Regarding ODA-SR, the NCMs for summer matches were lower than those for winter. This is primarily because high-quality summer images are difficult to obtain due to frequent cloud cover, which hinders the extraction of clear feature points. Consequently, while winter–winter registration pairs generally yield better numerical values, summer–winter pairs face challenges due to significant seasonal variations in vegetation and lighting. Despite these difficulties, RoMa showed almost the same performance for both seasons, with summer NCMs reaching 97% of the winter values. This indicates the exceptional robustness of the model against seasonal noise and spectral differences.
The superior performance of the winter–winter combination is likely attributable to the spectral coherence in color distribution between the two images. To verify this, we analyzed the RGB histograms as shown in Figure 14.
Since image matching algorithms rely on comparing pixel intensity variations and local patterns around feature points, a higher similarity in histogram distribution—reflecting analogous data characteristics—generally leads to a higher matching success rate. In the case of the winter–winter pair (C1-W vs. K3A), the intensity histograms in column (b) exhibit highly similar profiles; both images show a prominent peak concentrated in the darker regions (values 0–50), followed by a gradual decline toward the higher values. Furthermore, the RGB histograms in column (a) for both images display closely overlapping red, green, and blue curves, indicating a consistent spectral pattern without significant color bias.
Conversely, for the summer–winter pair (C1-S vs. K3A), the summer image (C1-S) presents a distinct second peak near the intensity value of 100, resulting in a bimodal distribution. This phenomenon is attributed to the high reflectance of vegetation and intense solar radiation during the summer season. In contrast, the K3A (winter) image shows relatively low intensity in this range.

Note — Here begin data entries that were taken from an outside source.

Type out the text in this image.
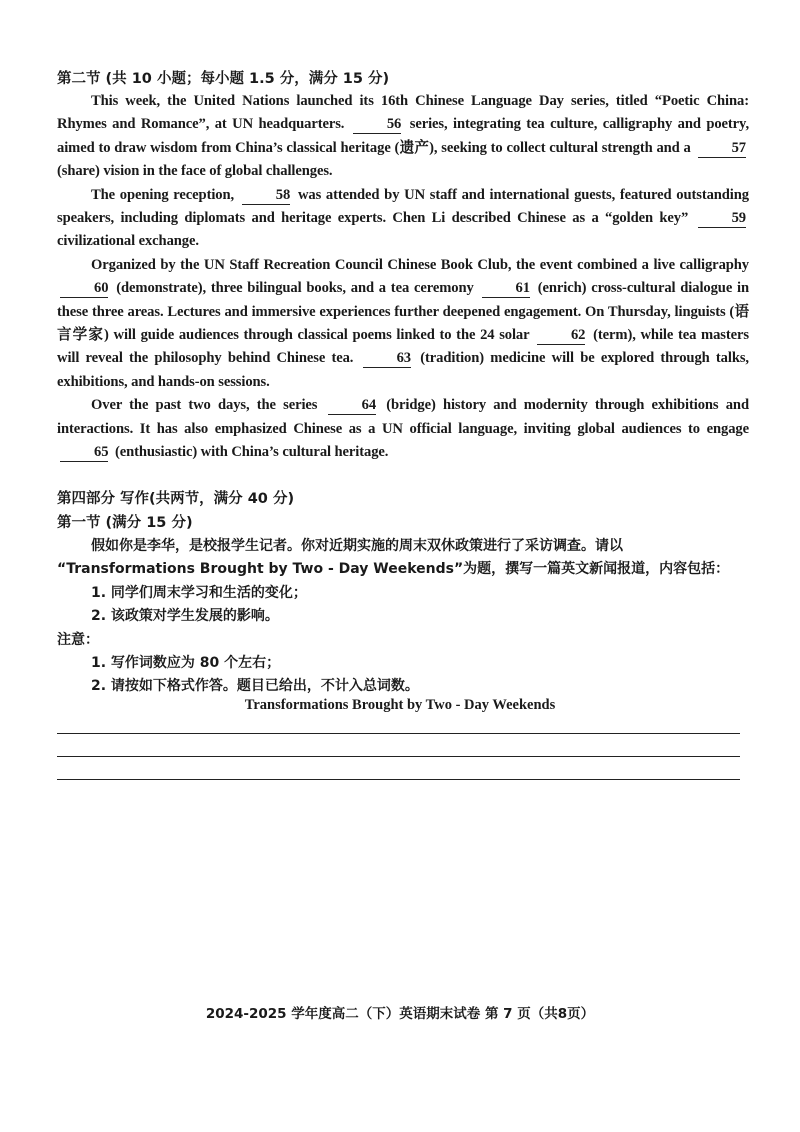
第二节 (共 10 小题；每小题 1.5 分，满分 15 分)

This week, the United Nations launched its 16th Chinese Language Day series, titled “Poetic China: Rhymes and Romance”, at UN headquarters.	56 series, integrating tea culture, calligraphy and poetry, aimed to draw wisdom from China’s classical heritage (遗产), seeking to collect cultural strength and a	57 (share) vision in the face of global challenges.

The opening reception,	58 was attended by UN staff and international guests, featured outstanding speakers, including diplomats and heritage experts. Chen Li described Chinese as a “golden key”	59 civilizational exchange.

Organized by the UN Staff Recreation Council Chinese Book Club, the event combined a live calligraphy 60 (demonstrate), three bilingual books, and a tea ceremony	61 (enrich) cross-cultural dialogue in these three areas. Lectures and immersive experiences further deepened engagement. On Thursday, linguists (语言学家) will guide audiences through classical poems linked to the 24 solar	62 (term), while tea masters will reveal the philosophy behind Chinese tea.	63 (tradition) medicine will be explored through talks, exhibitions, and hands-on sessions.

Over the past two days, the series	64 (bridge) history and modernity through exhibitions and interactions. It has also emphasized Chinese as a UN official language, inviting global audiences to engage 65 (enthusiastic) with China’s cultural heritage.

第四部分 写作(共两节，满分 40 分)
第一节 (满分 15 分)
假如你是李华，是校报学生记者。你对近期实施的周末双休政策进行了采访调查。请以
“Transformations Brought by Two - Day Weekends”为题，撰写一篇英文新闻报道，内容包括：
1. 同学们周末学习和生活的变化；
2. 该政策对学生发展的影响。
注意：
1. 写作词数应为 80 个左右；
2. 请按如下格式作答。题目已给出，不计入总词数。
Transformations Brought by Two - Day Weekends
2024-2025 学年度高二（下）英语期末试卷 第 7 页（共8页）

Such discrepancies in the overall brightness distribution increase the likelihood that the matching algorithm will misidentify identical locations as different features due to their divergent radiometric characteristics.
These differences are further elucidated by variations in vegetation and surface reflectance. In the RGB histogram of C1-S (Summer), the green channel maintains higher values over a broader range, reflecting the abundance of foliage and grass during the summer. In winter images, however, the loss of foliage exposes the ground surface, making building shadows and road outlines more pronounced. Since both C1-W and K3A share these seasonal geometric characteristics, they yield more consistent results during feature point extraction.
Solar-induced brightness and contrast also exhibit clear seasonal trends. C1-W and K3A share the low solar elevation characteristic of winter, resulting in elongated shadows and an overall left-skewed intensity distribution (lower brightness). In contrast, C1-S experiences higher solar angles and intense direct sunlight, leading to shorter shadows and a higher proportion of bright areas, which creates a significant shift in illumination geometry. For these reasons, while the summer–winter combination slightly underperformed compared to the winter–winter pair, it still achieved robust image registration performance through the application of high-performance algorithms such as RoMa and SR.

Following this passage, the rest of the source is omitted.